TETRACYCLINE was among the most commonly used agents for sclerotherapy until recently, when the only parenteral preparation was removed from the market by the manufacturer. A variety of other agents have been recommended in its place. The following represents some general information about the intrapleural administration of some of these agents. Individual procedures should be reviewed for each drug if needed.
- Patients are premedicated with opioid analgesics about 1/2 hour before treatment
- Bleomycin 60 units in 50ml D5W or NaCl, or doxycycline 500mg in 30ml NaCl, or mitoxantrone 30mg in 50-100ml NaCl, or nitrogen mustard (mechlorethamine) 20mg in 50-150ml NaCl, or thiotepa 30-45mg in NaCl is instilled through the chest tube.
- Lidocaine 100-300mg has been added to solutions to provide local anesthesia.
- The patient changes positions every 15 minutes for several hours (eg. lying flat, right side up, etc.).
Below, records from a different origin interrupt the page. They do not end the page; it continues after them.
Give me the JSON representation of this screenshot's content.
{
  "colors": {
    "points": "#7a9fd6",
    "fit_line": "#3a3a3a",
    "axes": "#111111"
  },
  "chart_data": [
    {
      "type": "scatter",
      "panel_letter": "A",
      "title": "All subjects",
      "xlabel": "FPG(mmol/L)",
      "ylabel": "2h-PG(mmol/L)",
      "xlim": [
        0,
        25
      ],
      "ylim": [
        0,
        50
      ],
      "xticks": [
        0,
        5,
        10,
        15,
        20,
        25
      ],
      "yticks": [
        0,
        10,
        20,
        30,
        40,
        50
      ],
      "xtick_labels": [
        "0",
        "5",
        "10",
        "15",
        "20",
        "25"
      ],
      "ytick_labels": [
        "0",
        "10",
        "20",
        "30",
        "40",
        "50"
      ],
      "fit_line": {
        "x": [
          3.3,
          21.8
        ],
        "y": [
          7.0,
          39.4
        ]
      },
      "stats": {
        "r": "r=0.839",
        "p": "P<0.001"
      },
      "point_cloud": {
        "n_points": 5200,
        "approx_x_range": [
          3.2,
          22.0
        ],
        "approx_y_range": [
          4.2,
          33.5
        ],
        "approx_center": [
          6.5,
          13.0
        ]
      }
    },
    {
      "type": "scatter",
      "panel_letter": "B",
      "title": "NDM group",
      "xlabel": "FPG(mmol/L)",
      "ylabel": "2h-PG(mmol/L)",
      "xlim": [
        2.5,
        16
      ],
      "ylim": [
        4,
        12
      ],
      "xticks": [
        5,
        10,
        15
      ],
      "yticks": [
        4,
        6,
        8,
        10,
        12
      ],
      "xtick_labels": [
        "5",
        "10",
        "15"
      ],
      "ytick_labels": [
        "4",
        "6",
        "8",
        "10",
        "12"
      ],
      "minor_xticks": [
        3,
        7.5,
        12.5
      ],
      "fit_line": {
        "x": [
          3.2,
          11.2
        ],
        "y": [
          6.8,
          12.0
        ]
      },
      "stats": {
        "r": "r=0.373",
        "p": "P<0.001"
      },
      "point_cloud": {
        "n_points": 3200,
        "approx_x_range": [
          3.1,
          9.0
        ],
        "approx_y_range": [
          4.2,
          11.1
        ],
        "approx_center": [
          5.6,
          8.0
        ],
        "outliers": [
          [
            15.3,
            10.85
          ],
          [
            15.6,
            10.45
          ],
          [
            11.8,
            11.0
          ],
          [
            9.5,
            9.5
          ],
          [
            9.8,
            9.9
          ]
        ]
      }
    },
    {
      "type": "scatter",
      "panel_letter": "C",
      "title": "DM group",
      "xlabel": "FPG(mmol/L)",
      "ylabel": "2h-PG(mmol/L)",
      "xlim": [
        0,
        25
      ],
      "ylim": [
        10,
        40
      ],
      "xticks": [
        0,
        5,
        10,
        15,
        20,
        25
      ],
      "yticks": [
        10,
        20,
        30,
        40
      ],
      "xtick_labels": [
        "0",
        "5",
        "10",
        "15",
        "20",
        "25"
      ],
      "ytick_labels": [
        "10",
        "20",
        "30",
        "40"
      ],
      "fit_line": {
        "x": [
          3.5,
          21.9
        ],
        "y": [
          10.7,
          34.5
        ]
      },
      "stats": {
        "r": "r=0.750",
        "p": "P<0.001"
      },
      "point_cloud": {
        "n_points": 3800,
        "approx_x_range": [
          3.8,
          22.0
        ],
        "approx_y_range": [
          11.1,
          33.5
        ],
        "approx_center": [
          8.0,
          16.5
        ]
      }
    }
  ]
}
- The chest tube clamp is removed and fluid drains, with suction, for about 24 hours.
- The chest tube drains by gravity, and when drainage is decreased (ie. to 50-100ml/day) and the lung remains re-expanded, the chest tube is removed.
Note: The above is intended as a general overview of the sequence of events commonly observed in the management of malignant effusions. It is not intended as a step-by-step guide.
TALC for pleurodesis is enjoying a resurgence in use in various centers. The procedure for insufflation is different than that described above, and is usually done in an operating room setting. The goals of sclerosis are the same.
II. MALIGNANT PERICARDIAL EFFUSIONS
Malignant pericardial effusions are most common in BREAST and LUNG CANCERS. Heart or pericardial involvement is also seen in leukemia, Hodgkins or non-Hodgkins lymphomas, melanoma, gastrointestinal cancers and sarcomas.
Fluid accumulates in the pericardial space as a result of OBSTRUCTION OF LYMPHATIC and VENOUS DRAINAGE OF THE HEART.
Symptoms of pericardial effusions include DYSPNEA, COUGH, CHEST PAIN, ORTHOPNEA, PALPITATIONS, WEAKNESS, FATIGUE and DIZZINESS. CARDIAC TAMPONADE is the most severe form of presentation. The occurrence of symptoms depends on how fast the fluid accumulates, how much fluid accumulates and underlying ventricular function.
TREATMENT of malignant pericardial effusions may involve PERICARDIOCENTESIS and SCLEROTHERAPY (eg. doxycycline, bleomycin, etc., similar to that discussed above for pleural effusions), or SURGERY.
III. MALIGNANT PERITONEAL EFFUSIONS
When drugs are used in the management of malignant peritoneal effusions, SCLEROTHERAPY may also be similar to that noted above.